Sash windows have been a feature of many British houses for several centuries. To the untrained eye, all sash windows look similar, but in reality the many types of sash window are very different and can be loosely placed in a number of periods, including Georgian, Victorian and Edwardian.
Sash windows, like most architectural and design features have evolved significantly over time. Replacing draughty single glazed windows with traditional sash windows provides the perfect solution for period renovations projects, but there are several types of sash windows to choose from. These are:
Single hung sash windows have only one section that moves and the design is more commonly found in older properties. In a single-hung sash window the bottom sash pushes up whilst the top sash remains fixed in place.

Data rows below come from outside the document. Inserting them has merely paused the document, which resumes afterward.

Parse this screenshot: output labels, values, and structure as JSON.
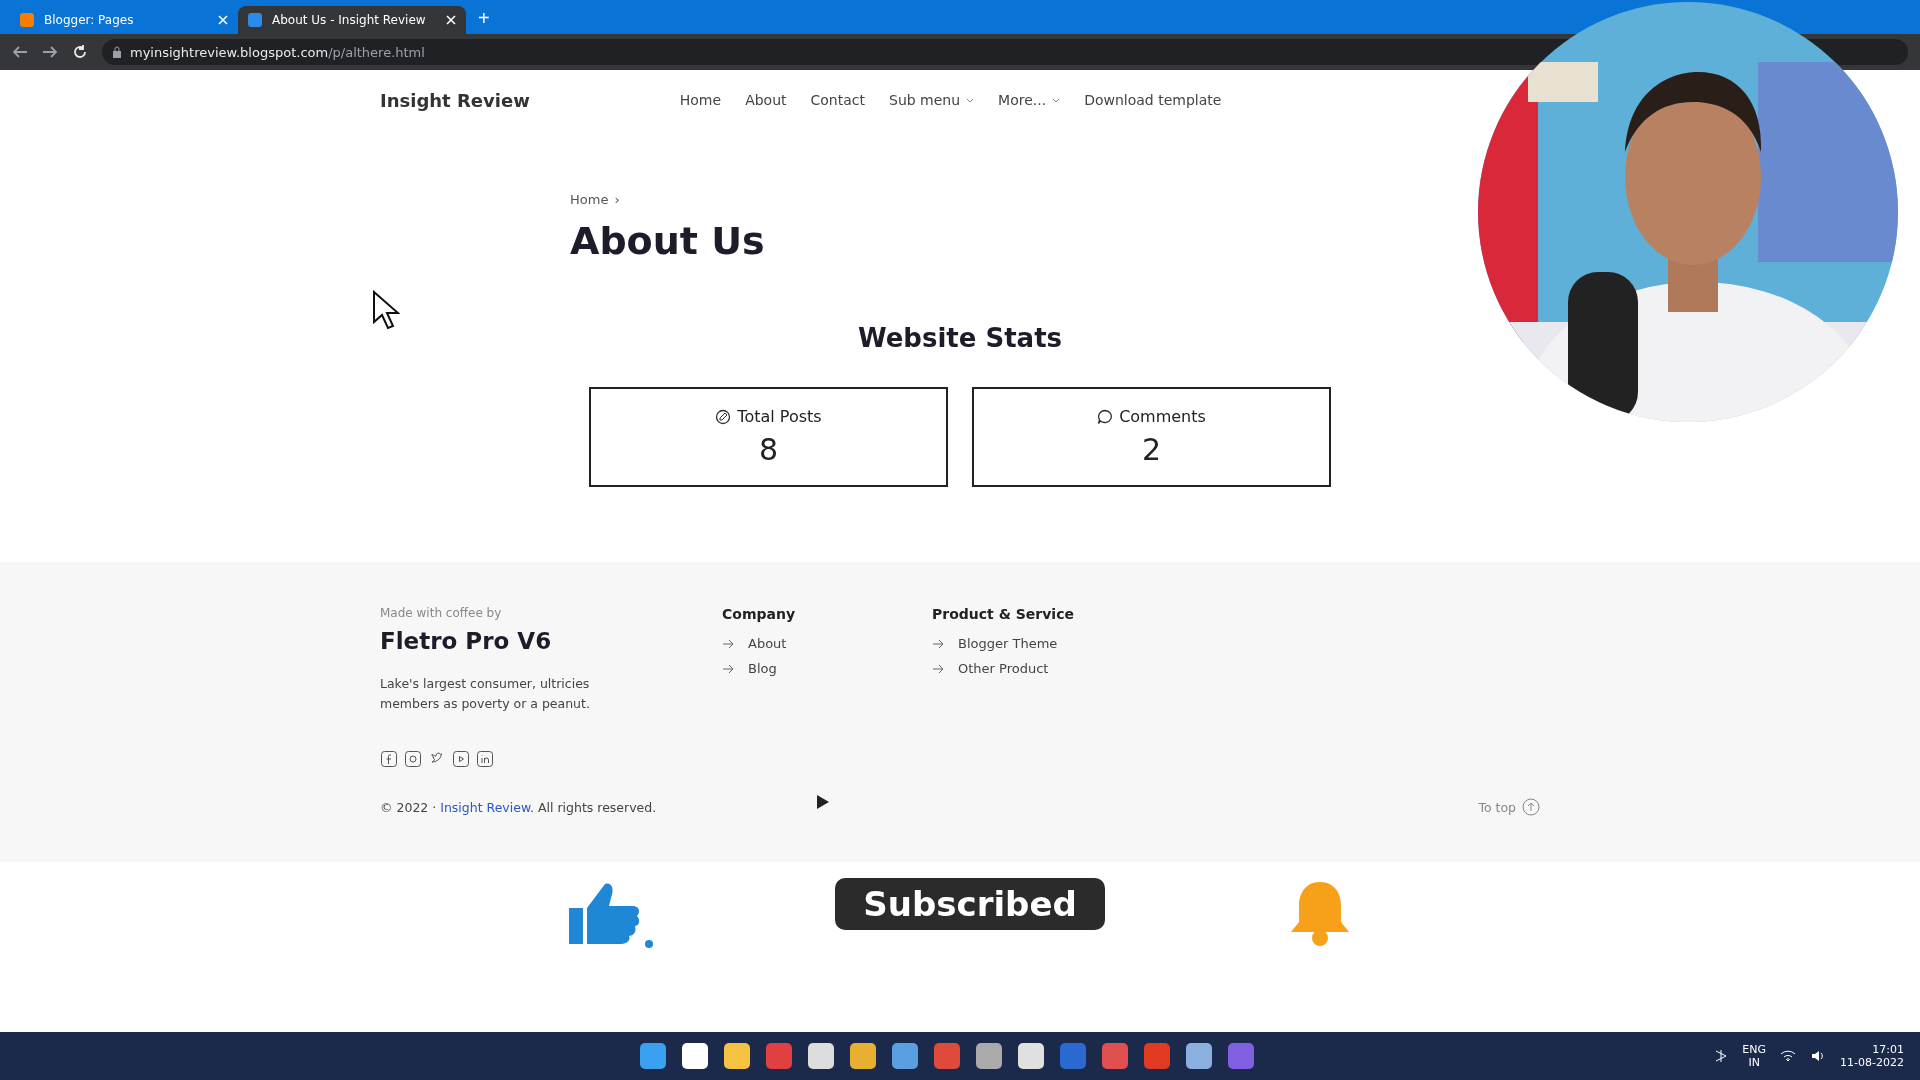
{
  "browser": {
    "tabs": [
      {
        "title": "Blogger: Pages",
        "selected": false
      },
      {
        "title": "About Us - Insight Review",
        "selected": true
      }
    ],
    "new_tab": "+",
    "url_host": "myinsightreview.blogspot.com",
    "url_path": "/p/althere.html"
  },
  "site": {
    "logo": "Insight Review",
    "nav": [
      {
        "label": "Home",
        "has_menu": false
      },
      {
        "label": "About",
        "has_menu": false
      },
      {
        "label": "Contact",
        "has_menu": false
      },
      {
        "label": "Sub menu",
        "has_menu": true
      },
      {
        "label": "More...",
        "has_menu": true
      },
      {
        "label": "Download template",
        "has_menu": false
      }
    ]
  },
  "page": {
    "breadcrumb": "Home",
    "breadcrumb_sep": "›",
    "title": "About Us",
    "stats_heading": "Website Stats",
    "stats": [
      {
        "kind": "posts",
        "label": "Total Posts",
        "value": "8"
      },
      {
        "kind": "comments",
        "label": "Comments",
        "value": "2"
      }
    ]
  },
  "footer": {
    "made_with": "Made with coffee by",
    "brand": "Fletro Pro V6",
    "description": "Lake's largest consumer, ultricies members as poverty or a peanut.",
    "columns": [
      {
        "heading": "Company",
        "links": [
          "About",
          "Blog"
        ]
      },
      {
        "heading": "Product & Service",
        "links": [
          "Blogger Theme",
          "Other Product"
        ]
      }
    ],
    "copyright": "© 2022 · ",
    "copyright_link": "Insight Review",
    "copyright_rest": ". All rights reserved.",
    "to_top": "To top"
  },
  "overlay": {
    "subscribe": "Subscribed"
  },
  "taskbar": {
    "lang": "ENG",
    "region": "IN",
    "time": "17:01",
    "date": "11-08-2022"
  }
}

Double hung sash windows slide vertically using a combination of corded weights and pulleys. Double-hung sashes can vary in design and the most popular design is a classic six-over-six. This design is divided into three sections with six panes in the top section of the window and six panes in the bottom.
Tilt & Turn
Tilt & Tilt windows are well established in the UK market and are a very popular option amongst homeowners. A quarter turn of the handle opens the window partially by tilting it inwards from the top, which is ideal for ventilation.

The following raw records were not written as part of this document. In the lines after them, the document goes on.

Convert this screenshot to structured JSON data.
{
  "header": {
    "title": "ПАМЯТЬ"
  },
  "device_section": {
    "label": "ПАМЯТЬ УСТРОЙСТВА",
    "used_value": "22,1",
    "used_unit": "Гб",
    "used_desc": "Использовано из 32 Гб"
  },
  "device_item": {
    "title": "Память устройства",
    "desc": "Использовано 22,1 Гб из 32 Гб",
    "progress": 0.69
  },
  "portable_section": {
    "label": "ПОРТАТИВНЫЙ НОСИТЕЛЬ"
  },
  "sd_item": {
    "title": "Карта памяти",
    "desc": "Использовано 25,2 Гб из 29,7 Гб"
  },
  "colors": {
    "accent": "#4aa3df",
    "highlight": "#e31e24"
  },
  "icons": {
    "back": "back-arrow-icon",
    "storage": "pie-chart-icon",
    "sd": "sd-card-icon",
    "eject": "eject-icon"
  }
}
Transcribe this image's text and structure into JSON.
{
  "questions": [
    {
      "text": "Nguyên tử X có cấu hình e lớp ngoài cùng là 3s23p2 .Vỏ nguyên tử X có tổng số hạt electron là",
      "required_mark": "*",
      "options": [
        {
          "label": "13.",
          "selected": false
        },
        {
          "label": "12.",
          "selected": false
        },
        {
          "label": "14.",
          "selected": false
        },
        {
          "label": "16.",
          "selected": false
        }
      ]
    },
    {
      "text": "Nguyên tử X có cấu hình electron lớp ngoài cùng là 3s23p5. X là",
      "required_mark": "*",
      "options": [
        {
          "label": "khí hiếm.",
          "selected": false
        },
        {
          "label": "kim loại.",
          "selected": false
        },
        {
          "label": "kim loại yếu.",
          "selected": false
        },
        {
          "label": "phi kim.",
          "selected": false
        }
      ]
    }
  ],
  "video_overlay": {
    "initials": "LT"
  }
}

Sash windows are available in two different materials: genuine timber and uPVC. Wooden sash windows are a perfect solution for traditionalists who live in either a conservation area or a listed building, where you simply cannot achieve the same effect with uPVC. Furthermore, because timber is an excellent insulator and highly durable, you can maximise heat retention and make your property more secure.

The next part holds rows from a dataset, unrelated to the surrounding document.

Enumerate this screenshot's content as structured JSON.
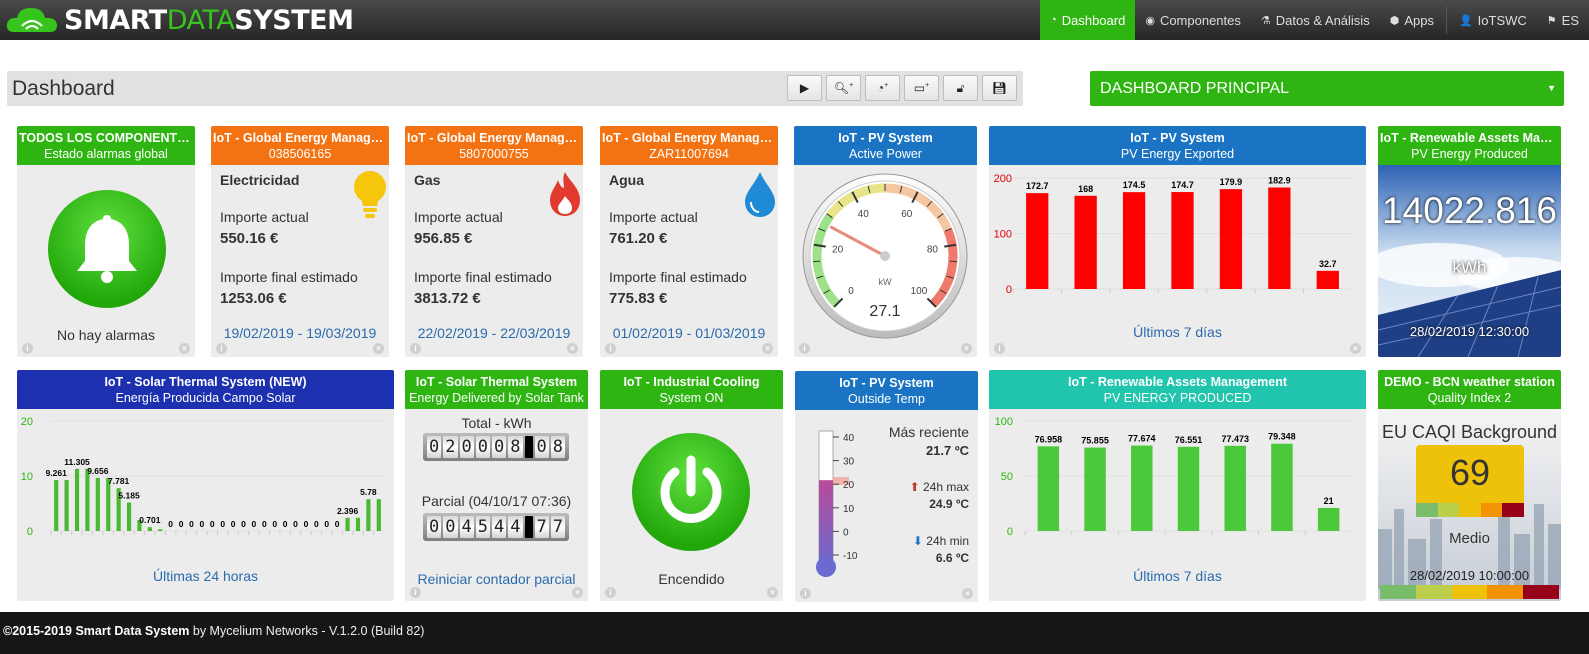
{
  "header": {
    "logo_part1": "SMART",
    "logo_part2": "DATA",
    "logo_part3": "SYSTEM",
    "nav": [
      {
        "label": "Dashboard",
        "icon": "dashboard-icon"
      },
      {
        "label": "Componentes",
        "icon": "target-icon"
      },
      {
        "label": "Datos & Análisis",
        "icon": "flask-icon"
      },
      {
        "label": "Apps",
        "icon": "cube-icon"
      },
      {
        "label": "IoTSWC",
        "icon": "user-icon"
      },
      {
        "label": "ES",
        "icon": "flag-icon"
      }
    ]
  },
  "toolbar": {
    "title": "Dashboard",
    "buttons": [
      "play-icon",
      "zoom-plus-icon",
      "gauge-plus-icon",
      "window-plus-icon",
      "unlock-icon",
      "save-icon"
    ]
  },
  "dashboard_select": {
    "value": "DASHBOARD PRINCIPAL"
  },
  "widgets": {
    "alarms": {
      "title": "TODOS LOS COMPONENTES",
      "subtitle": "Estado alarmas global",
      "status": "No hay alarmas"
    },
    "elec": {
      "title": "IoT - Global Energy Managem...",
      "subtitle": "038506165",
      "type": "Electricidad",
      "label1": "Importe actual",
      "value1": "550.16 €",
      "label2": "Importe final estimado",
      "value2": "1253.06 €",
      "period": "19/02/2019 - 19/03/2019"
    },
    "gas": {
      "title": "IoT - Global Energy Managem...",
      "subtitle": "5807000755",
      "type": "Gas",
      "label1": "Importe actual",
      "value1": "956.85 €",
      "label2": "Importe final estimado",
      "value2": "3813.72 €",
      "period": "22/02/2019 - 22/03/2019"
    },
    "agua": {
      "title": "IoT - Global Energy Managem...",
      "subtitle": "ZAR11007694",
      "type": "Agua",
      "label1": "Importe actual",
      "value1": "761.20 €",
      "label2": "Importe final estimado",
      "value2": "775.83 €",
      "period": "01/02/2019 - 01/03/2019"
    },
    "pv_power": {
      "title": "IoT - PV System",
      "subtitle": "Active Power",
      "unit": "kW",
      "value": "27.1",
      "gauge_value": 27.1,
      "ticks": [
        "0",
        "20",
        "40",
        "60",
        "80",
        "100"
      ]
    },
    "pv_exported": {
      "title": "IoT - PV System",
      "subtitle": "PV Energy Exported",
      "footer": "Últimos 7 días"
    },
    "renewable_produced": {
      "title": "IoT - Renewable Assets Mana...",
      "subtitle": "PV Energy Produced",
      "value": "14022.816",
      "unit": "kWh",
      "timestamp": "28/02/2019 12:30:00"
    },
    "solar_thermal_new": {
      "title": "IoT - Solar Thermal System (NEW)",
      "subtitle": "Energía Producida Campo Solar",
      "footer": "Últimas 24 horas"
    },
    "solar_thermal": {
      "title": "IoT - Solar Thermal System",
      "subtitle": "Energy Delivered by Solar Tank",
      "total_label": "Total - kWh",
      "total_digits": [
        "0",
        "2",
        "0",
        "0",
        "0",
        "8",
        ".",
        "0",
        "8"
      ],
      "partial_label": "Parcial (04/10/17 07:36)",
      "partial_digits": [
        "0",
        "0",
        "4",
        "5",
        "4",
        "4",
        ".",
        "7",
        "7"
      ],
      "reset_link": "Reiniciar contador parcial"
    },
    "cooling": {
      "title": "IoT - Industrial Cooling",
      "subtitle": "System ON",
      "status": "Encendido"
    },
    "outside_temp": {
      "title": "IoT - PV System",
      "subtitle": "Outside Temp",
      "recent_label": "Más reciente",
      "recent_value": "21.7 ºC",
      "max_label": "24h max",
      "max_value": "24.9 ºC",
      "min_label": "24h min",
      "min_value": "6.6 ºC",
      "scale": [
        "40",
        "30",
        "20",
        "10",
        "0",
        "-10"
      ],
      "level_c": 21.7
    },
    "renewable_bars": {
      "title": "IoT - Renewable Assets Management",
      "subtitle": "PV ENERGY PRODUCED",
      "footer": "Últimos 7 días"
    },
    "weather": {
      "title": "DEMO - BCN weather station",
      "subtitle": "Quality Index 2",
      "label": "EU CAQI Background",
      "value": "69",
      "quality": "Medio",
      "timestamp": "28/02/2019 10:00:00",
      "legend_colors": [
        "#79bc6a",
        "#bbcf4c",
        "#eec20b",
        "#f29305",
        "#960018"
      ]
    }
  },
  "chart_data": [
    {
      "id": "pv_exported",
      "type": "bar",
      "categories": [
        "",
        "",
        "",
        "",
        "",
        "",
        ""
      ],
      "values": [
        172.7,
        168,
        174.5,
        174.7,
        179.9,
        182.9,
        32.7
      ],
      "labels": [
        "172.7",
        "168",
        "174.5",
        "174.7",
        "179.9",
        "182.9",
        "32.7"
      ],
      "ylim": [
        0,
        200
      ],
      "yticks": [
        "0",
        "100",
        "200"
      ],
      "color": "#ff0000",
      "tick_color": "#e00000"
    },
    {
      "id": "solar_thermal_new",
      "type": "bar",
      "values": [
        9.261,
        9.261,
        11.305,
        11.305,
        9.656,
        9.656,
        7.781,
        5.185,
        2.0,
        0.701,
        0.3,
        0,
        0,
        0,
        0,
        0,
        0,
        0,
        0,
        0,
        0,
        0,
        0,
        0,
        0,
        0,
        0,
        0,
        2.396,
        2.396,
        5.78,
        5.78
      ],
      "labels": [
        "9.261",
        "",
        "11.305",
        "",
        "9.656",
        "",
        "7.781",
        "5.185",
        "",
        "0.701",
        "",
        "0",
        "0",
        "0",
        "0",
        "0",
        "0",
        "0",
        "0",
        "0",
        "0",
        "0",
        "0",
        "0",
        "0",
        "0",
        "0",
        "0",
        "2.396",
        "",
        "5.78",
        ""
      ],
      "ylim": [
        0,
        20
      ],
      "yticks": [
        "0",
        "10",
        "20"
      ],
      "color": "#49b833",
      "tick_color": "#2eb511"
    },
    {
      "id": "renewable_bars",
      "type": "bar",
      "categories": [
        "",
        "",
        "",
        "",
        "",
        "",
        ""
      ],
      "values": [
        76.958,
        75.855,
        77.674,
        76.551,
        77.473,
        79.348,
        21
      ],
      "labels": [
        "76.958",
        "75.855",
        "77.674",
        "76.551",
        "77.473",
        "79.348",
        "21"
      ],
      "ylim": [
        0,
        100
      ],
      "yticks": [
        "0",
        "50",
        "100"
      ],
      "color": "#4cc93a",
      "tick_color": "#2eb511"
    }
  ],
  "footer": {
    "copyright": "©2015-2019 Smart Data System",
    "by": " by Mycelium Networks - V.1.2.0 (Build 82)"
  }
}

uPVC is often used as a substitute for timber, and although windows are more commonly seen in white, uPVC sash windows are available in a wide range of colours and finishes including a photo-effect wood finish. uPVC is a low maintenance material and highly durable, which means it will never rot, rust, peel or flake. Furthermore, uPVC sash windows can cost as much as 40% less than genuine timber sash windows which not only makes them more cost effective, but a practical alternative.